5. Wanneer heeft deze manier van lesgeven effect op het kind?

‘Of genderinclusief lesgeven effect heeft op het kind, op korte of lange termijn, kunnen we niet zeggen. Daar moet nog meer onderzoek naar gedaan worden. Wij begeleiden scholen om bewuster om te gaan met gender en geven leerkrachten vormingen rond gender en seksuele diversiteit, op dit moment kan ik het effect niet hard maken met cijfers. Wat we wel weten is dat deze manier van lesgeven heel snel toegepast kan worden. Cavaria geeft leerkrachten tips die zij diezelfde dag nog kunnen gebruiken in hun lessen. Maar wil je een schoolcultuur tot in zijn DNA veranderen, dan hebben we wel meer nodig dan een genderdag.’

6. Stand van zaken: hoe bewust zijn onze Vlaamse scholen op dit moment bezig met gender in de klas? Wat zegt het schoolreglement over dit thema?

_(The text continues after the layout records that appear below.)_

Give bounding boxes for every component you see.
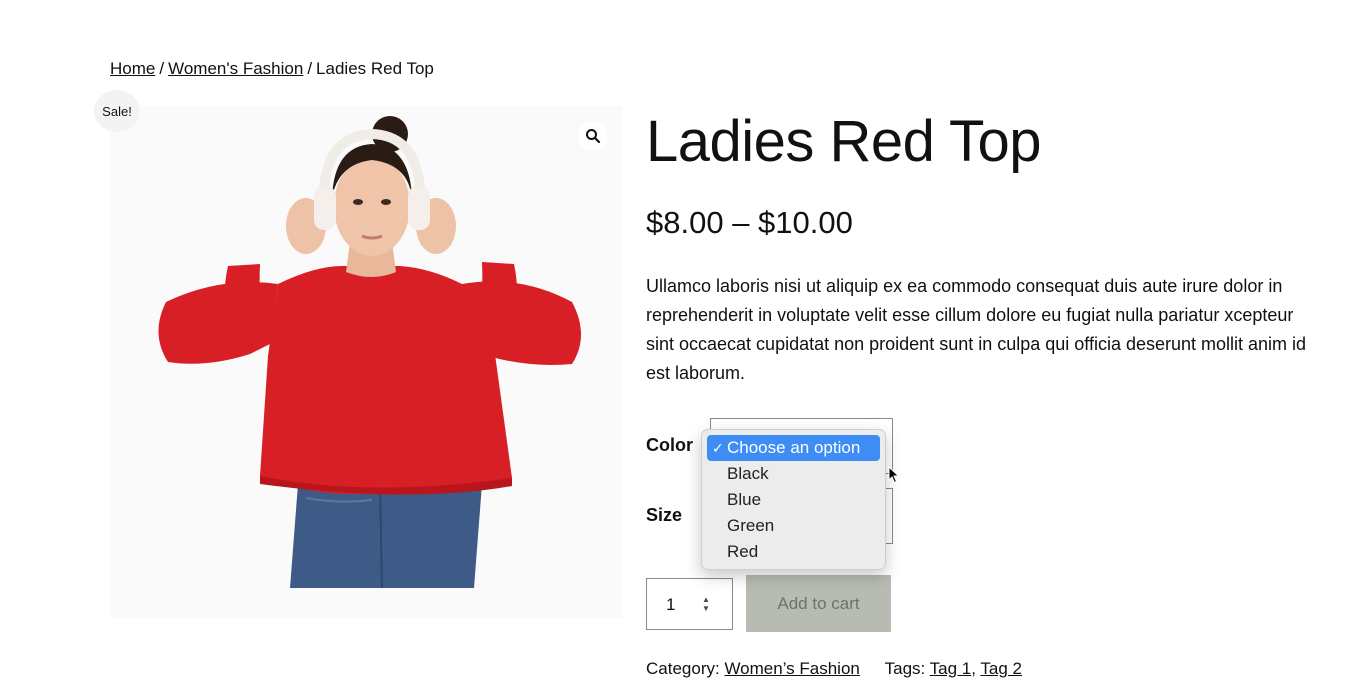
product-price: $8.00 – $10.00 <box>646 205 853 240</box>
dropdown-option[interactable]: ✓ Choose an option <box>707 435 880 461</box>
category-label: Category: <box>646 659 720 678</box>
breadcrumb-current: Ladies Red Top <box>316 59 434 78</box>
size-label: Size <box>646 505 683 525</box>
breadcrumb-home-link[interactable]: Home <box>110 59 155 78</box>
color-label: Color <box>646 435 693 455</box>
dropdown-option-label: Green <box>727 516 775 535</box>
color-dropdown-menu[interactable]: ✓ Choose an option Black Blue Green Red <box>701 429 886 570</box>
product-title: Ladies Red Top <box>646 109 1042 174</box>
quantity-value: 1 <box>666 595 676 614</box>
dropdown-option[interactable]: Black <box>707 461 880 487</box>
breadcrumb-category-link[interactable]: Women's Fashion <box>168 59 303 78</box>
product-meta: Category: Women’s Fashion Tags: Tag 1, T… <box>646 659 1022 679</box>
quantity-stepper[interactable]: 1 ▲ ▼ <box>646 578 733 630</box>
product-photo <box>158 116 581 589</box>
dropdown-option[interactable]: Blue <box>707 487 880 513</box>
category-link[interactable]: Women’s Fashion <box>724 659 859 678</box>
mouse-cursor-icon <box>888 466 900 484</box>
dropdown-option[interactable]: Red <box>707 539 880 565</box>
sale-badge: Sale! <box>94 90 140 132</box>
breadcrumb-separator: / <box>307 59 313 78</box>
breadcrumb: Home / Women's Fashion / Ladies Red Top <box>110 59 434 79</box>
magnifier-icon <box>586 129 601 144</box>
checkmark-icon: ✓ <box>712 440 724 456</box>
product-description: Ullamco laboris nisi ut aliquip ex ea co… <box>646 276 1307 383</box>
tag-link[interactable]: Tag 2 <box>980 659 1022 678</box>
breadcrumb-separator: / <box>159 59 165 78</box>
dropdown-option-label: Choose an option <box>727 438 861 457</box>
stepper-arrows-icon[interactable]: ▲ ▼ <box>702 595 710 613</box>
dropdown-option-label: Blue <box>727 490 762 509</box>
tag-separator: , <box>971 659 976 678</box>
zoom-button[interactable] <box>578 121 608 151</box>
add-to-cart-button[interactable]: Add to cart <box>746 575 891 632</box>
dropdown-option[interactable]: Green <box>707 513 880 539</box>
dropdown-option-label: Black <box>727 464 769 483</box>
dropdown-option-label: Red <box>727 542 759 561</box>
tags-label: Tags: <box>884 659 926 678</box>
tag-link[interactable]: Tag 1 <box>930 659 972 678</box>
product-image[interactable] <box>110 106 622 618</box>
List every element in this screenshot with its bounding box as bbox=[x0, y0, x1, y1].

‘Als we kijken naar het aantal vormingsaanvragen, dan kunnen we concluderen dat dat in de afgelopen zeven jaar gegroeid is. Zeven jaar geleden begonnen we met vijftien trainingen. Met 150 à 160 vormingsaanvragen hebben we het vorige schooljaar afgesloten. Op een zeer korte tijd is de vraag zeer groot geworden. Zo’n twintigtal scholen kiezen er elk jaar voor om zelfs in een langdurig traject te stappen en om meer trainingen te krijgen. Het is duidelijk dat de vraag stijgt en dat is volgens mij te wijten aan het feit dat de samenleving daar meer mee bezig is.’

7. Is het wel mogelijk om genderneutraal of genderinclusief les te geven?

‘Ik denk niet dat het mogelijk is om genderneutraal les te geven. Complete neutraliteit nastreven is volgens ons ook niet wenselijk. Genderbewust opvoeden daarentegen lijkt me wel mogelijk, maar dat betekent niet dat je vrij bent van genderstereotypen. Wat we wel kunnen doen is proberen om niet te handelen naar deze stereotypen en om te streven naar een andere, genderbewuste manier van lesgeven of opvoeden. Dat zal niet altijd lukken, maar dat is niet erg. Het feit dat je terugkijkt naar jouw eigen gedrag betekent dat je kritisch bent, uit je fouten probeert te leren en dat je streeft naar verbetering.’